Concurrently, National Semiconductor is prepping a configurable SoC for 3G cellular handset applications employing multiple SP-5 cores and other system-level IPs that the company has obtained by acquiring Algorex in December of 1999. Using 0.18-µm CMOS, the supplier expects to see prototypes of its new baseband chip before year’s end and hopes to supply them to key customers by early next year.
Likewise, RealChip Communications has licensed Infineon Technologies’ carmel DSP core to build a multicore VoP solution on a single chip. Backed by applications software and a complete toolset, RealChip is confident that its SoC devices will enable convergence of voice, video, and data over packet-based networks.

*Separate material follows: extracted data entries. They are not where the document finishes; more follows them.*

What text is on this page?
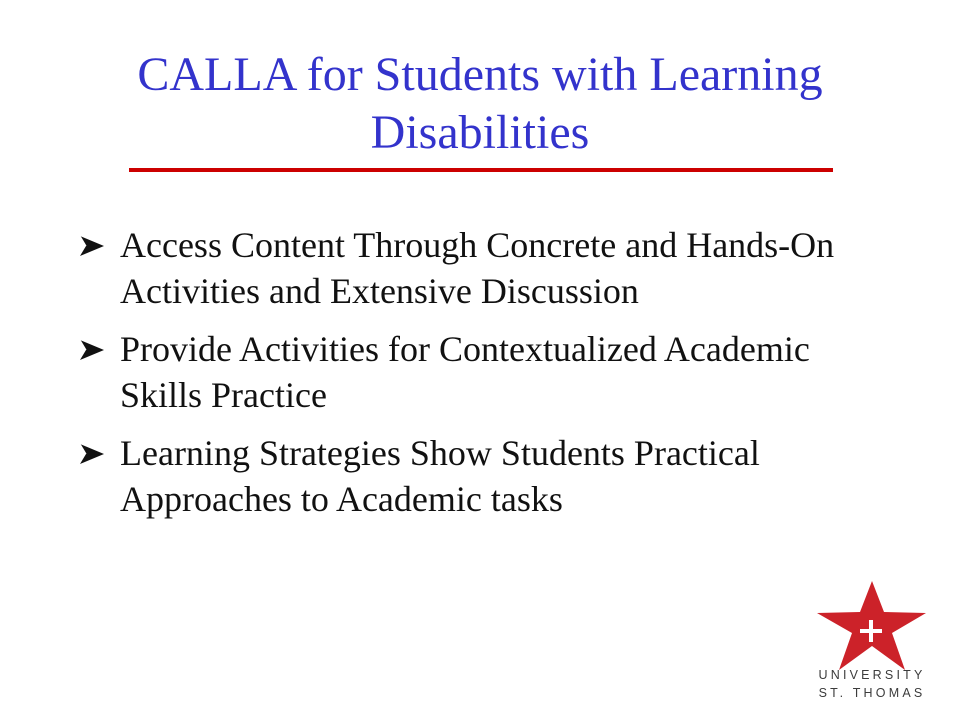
CALLA for Students with Learning Disabilities
Access Content Through Concrete and Hands-On Activities and Extensive Discussion
Provide Activities for Contextualized Academic Skills Practice
Learning Strategies Show Students Practical Approaches to Academic tasks
UNIVERSITY
ST. THOMAS
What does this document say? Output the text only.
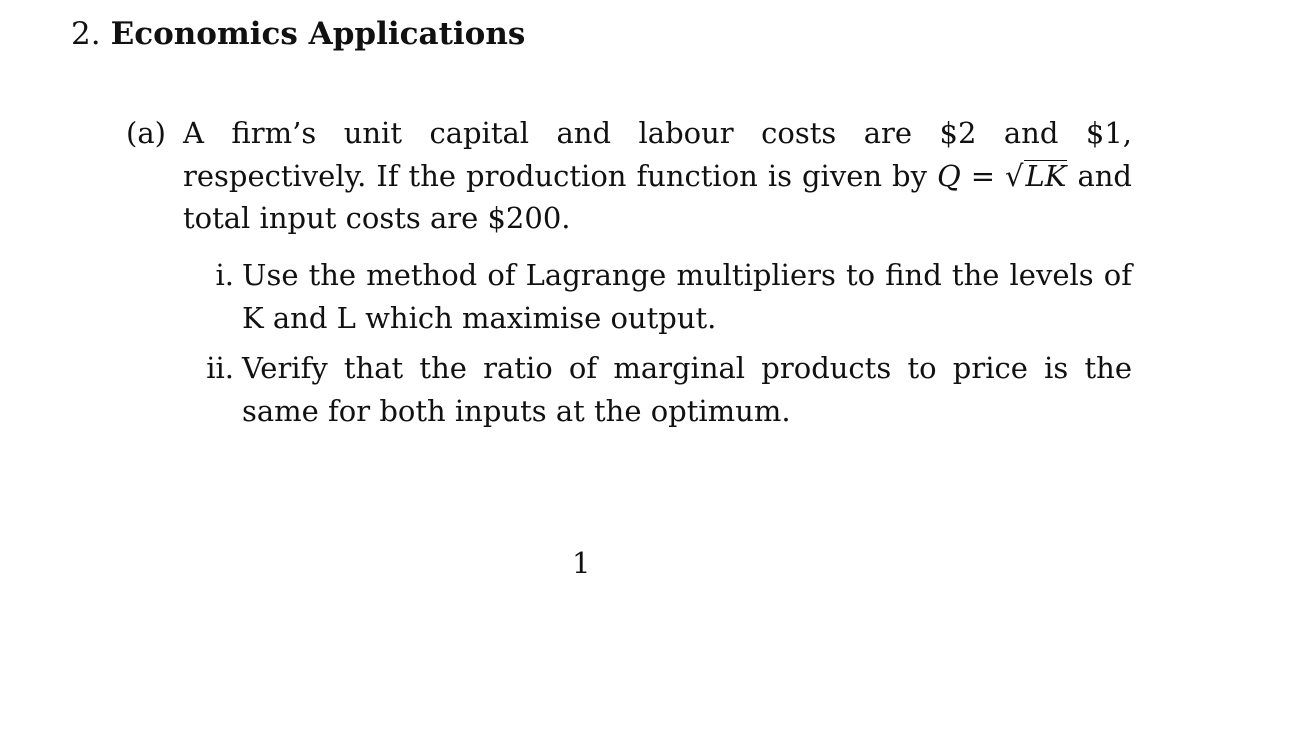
2. Economics Applications
(a) A firm’s unit capital and labour costs are $2 and $1, respectively. If the production function is given by Q = √LK and total input costs are $200.
i. Use the method of Lagrange multipliers to find the levels of K and L which maximise output.
ii. Verify that the ratio of marginal products to price is the same for both inputs at the optimum.
1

Although the building block cores deployed in these multicore DSP SoCs offer some degree of flexibility and programmability, they’re not customizable and configurable. But that scenario is changing rapidly as licensable core developers, like ARC International, Improv Systems, QuickSilver Technology, and PACT, unwrap configurable methodologies for DSPs. They believe that configurable methodologies will alter the DSP landscape.
Improv, for example, has generated a programmable system architecture based on its configurable VLIW core, called Jazz. "Our platform is programmable, scalable, and configurable," notes Bob Bell, director of marketing at Improv. A key feature of this core is that it permits a designer to add custom instructions and/or execution units via the PSA composer tool suite. According to Improv, the Jazz PSA platform is fully supported by a Java-based development system and an advanced compilation system that provides system partitioning, memory allocation, code generation, and optimization.
Likewise, ARC has developed a user-customizable 32-bit RISC processor with DSP extensions, letting the user modify and extend the architecture for specific applications. One early adopter of this architecture for multiprocessor design is Hyperchip. Packing 16 ARC cores on-chip, Hyperchip has developed a petabit networking router.
Combining the best of both microprocessor and DSP capabilities with massively parallel processing on the same chip, PACT has readied a dynamically reconfigurable DSP engine with unprecedented performance and bandwidth. Comprising an array of 128 PEs on-chip, this extremely parallel reconfigurable 32-bit core can perform over 50 BOPS, while consuming only one-tenth the power of leading DSP designs, claims Martin Vorbach, PACT’s co-founder and chief technology officer. PACT hopes that the XPU128 will be used in conjunction with a DSP core in a multicore SoC solution for emerging 3G and 4G wireless basestations and other compute-intensive high-bandwidth applications.